Page 84 of Bitter Rival

“I took a series of photos of the girl in the mirror, and I tried to learn how to love her the way she deserved to be loved.”

I don’t need a therapist to tell me I have abandonment issues, and I’m self-aware enough to know why I stayed too long in a bad situation.

“So I worked hard on becoming the best version of myself, you know? I just?—”

I cut myself off and swallow hard. I don’t know why I’m spilling my guts, giving him way more than he asked for or probably wanted.

“You just what?” he prompts.

I deliberate over my words before speaking. “I’ve spent my whole life trying to be everything my mother isn’t. It’s always felt like my burden to carry…the lives she’s ruined and the people she’s hurt…I always wanted to be better than that. I want to be a good person and I don’t always succeed. I’m a work in progress. I'm deeply flawed. I’m human. But I keep showing up for myself, and I keep trying. And I think…I think that’s all we can do. Just show up.”

I have no idea why I told him all this.

I feel so naked and exposed right now. Even more naked than when I nearly lost my towel earlier.

I yank on the thread, and it rips in two.

“Daisy,” he says quietly. “Why did you pretend to be someone you’re not?”

I know what he’s talking about. Our text messages before we met at the airport that day. And the weeks that followed, too.

I shrug. “I don’t know. I guess I’m always hoping someone will look beyond the façade and see the real me.” I give him a playful smile, trying to lighten the mood. “But where’s the challenge in just handing it over on a silver platter? You should have to work a little harder than that.”

“And who is the real Daisy Larsson?”

There are a million things I could say, but that was enough heavy, deep, and real for one day, so I opt to keep it light. “Isn’t it obvious? I’m the sunshine to your storm cloud.”

“Says you,” he retorts. But the corner of his mouth tugs into a half-smile, and that’s good enough for me.

“Now tell me something honest,” I say. “Something true.”

He’s quiet for so long that I all but abandon hope that he’ll respond.

When he finally speaks, his voice is so low that I’m not sure he even wants me to hear the words.

But I do. I hear the words as if he’s shouting them.

“Daisy Larsson is the most beautiful thing I’ve ever laid eyes on. She’s so fucking beautiful that it’s a miracle I haven’t run this car off the road.”

And I die a little.

Beckett would never say something he didn’t mean. And I’m choosing to believe that he’s not only talking about my physical appearance but that he thinks I’m beautiful on the inside, too. The place where it matters most.

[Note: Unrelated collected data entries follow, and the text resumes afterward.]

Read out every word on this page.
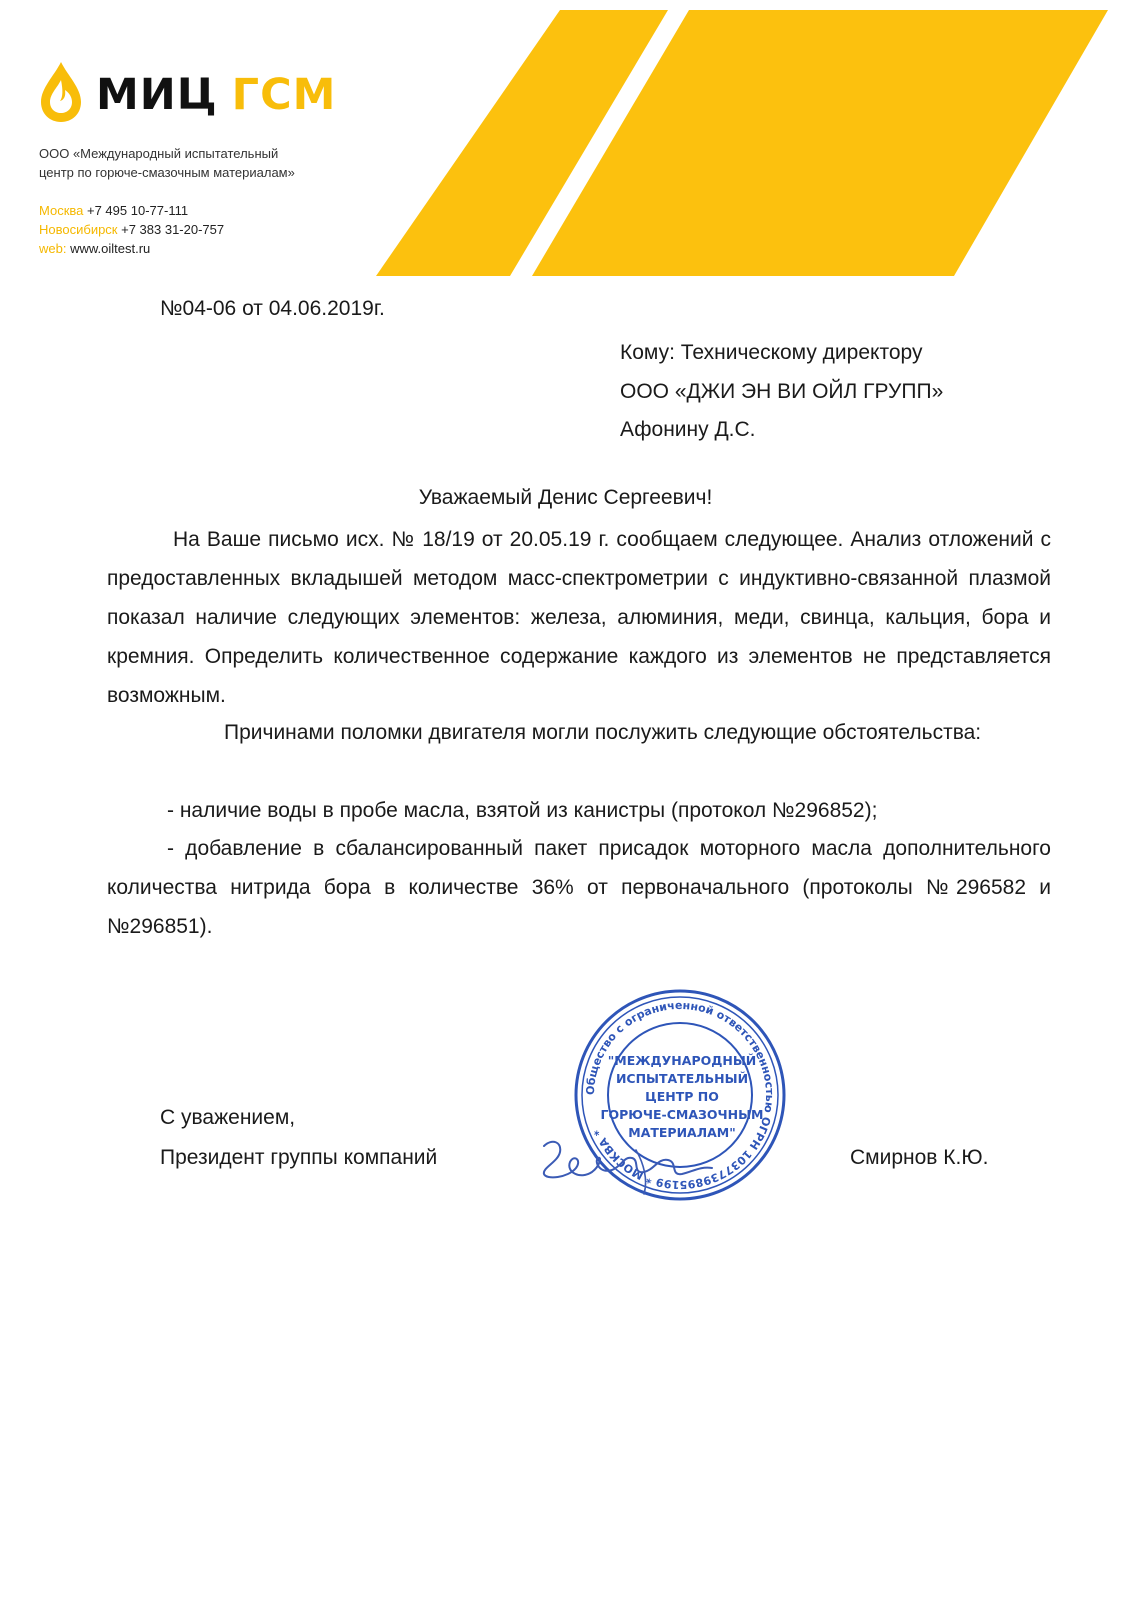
МИЦ ГСМ
ООО «Международный испытательный
центр по горюче-смазочным материалам»
Москва +7 495 10-77-111
Новосибирск +7 383 31-20-757
web: www.oiltest.ru
№04-06 от 04.06.2019г.
Кому: Техническому директору
ООО «ДЖИ ЭН ВИ ОЙЛ ГРУПП»
Афонину Д.С.
Уважаемый Денис Сергеевич!
На Ваше письмо исх. № 18/19 от 20.05.19 г. сообщаем следующее. Анализ отложений с предоставленных вкладышей методом масс-спектрометрии с индуктивно-связанной плазмой показал наличие следующих элементов: железа, алюминия, меди, свинца, кальция, бора и кремния. Определить количественное содержание каждого из элементов не представляется возможным.
Причинами поломки двигателя могли послужить следующие обстоятельства:
- наличие воды в пробе масла, взятой из канистры (протокол №296852);
- добавление в сбалансированный пакет присадок моторного масла дополнительного количества нитрида бора в количестве 36% от первоначального (протоколы №296582 и №296851).
С уважением,
Президент группы компаний	Смирнов К.Ю.
Общество с ограниченной ответственностью ОГРН 1037739895199 * МОСКВА *
"МЕЖДУНАРОДНЫЙ
ИСПЫТАТЕЛЬНЫЙ
ЦЕНТР ПО
ГОРЮЧЕ-СМАЗОЧНЫМ
МАТЕРИАЛАМ"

I think you’re beautiful too.

“These booty shorts really do it for you, huh?”

“Why do you think I volunteered to drive? That booty’s gonna need a bodyguard.”

CHAPTER THIRTY-ONE

Beckett

“It’s giving me Burning Man vibes,” Daisy says, barely able to contain her excitement. “This is why I love being a photographer. I get to capture all the weird and wonderful.”

Weird and wonderful are one and the same to Daisy.

If I had to describe my own personal hell, it would look a lot like this festival. But as she was so quick to remind me, I volunteered for this, so I can’t even complain.